9. An application of a colloidal gold immunochromatographic joint inspection card for diquat and paraquat, wherein the colloidal gold immunochromatographic joint inspection card for diquat and paraquat according to claim 1 is applied for testing any of specimen types in PBS solution, tap water, river water, urine, whole blood, plasma and perfusate.

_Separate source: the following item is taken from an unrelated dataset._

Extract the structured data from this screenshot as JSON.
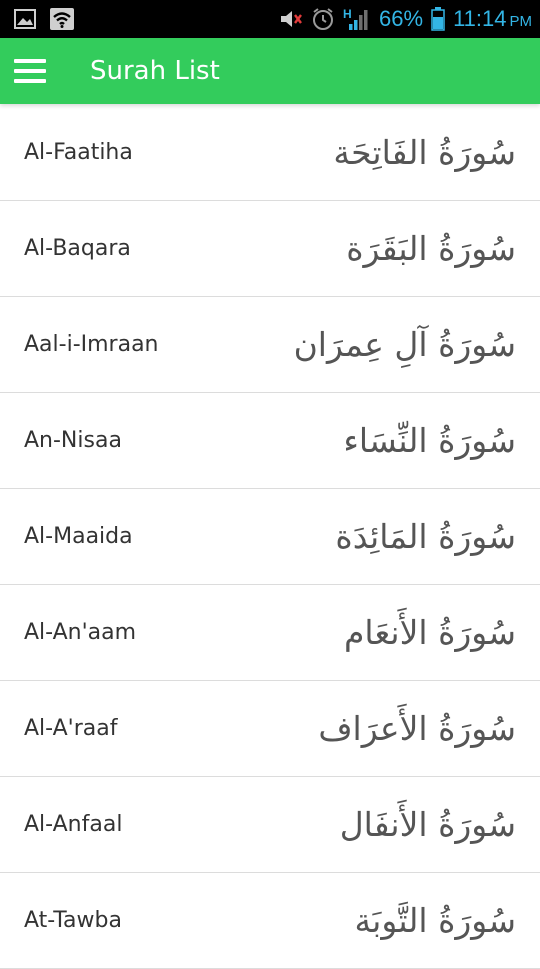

10. The application of the colloidal gold immunochromatographic joint inspection card for diquat and paraquat according to claim 9, wherein an application method of colloidal gold immunochromatographic joint inspection card for diquat and paraquat is as follows:

S1, dropping 70-100 uL of sampling solution on the colloidal gold immunochromatographic joint inspection card for diquat and paraquat, timing and reading a result;

S2, determining the result, where a color development degree of T2 detection line of T1 detection line is inversely related to concentrations of paraquat and diquat:

(1) the T1 detection line, T2 detection line and quality control line are all colored: paraquat is negative, diquat is negative;

(2) the T1 detection line is not colored, while the T2 detection line and quality control line are colored: paraquat is positive and diquat is negative;

(3) the T2 detection line is not colored, but the T1 detection line and quality control line are colored: paraquat is negative and diquat is positive;

(4) the T1 detection line and T2 detection line are not colored, while the quality control line is colored: paraquat is positive and diquat is positive; and

(5) the quality control line is not colored: the joint inspection card is invalid and re-testing is required.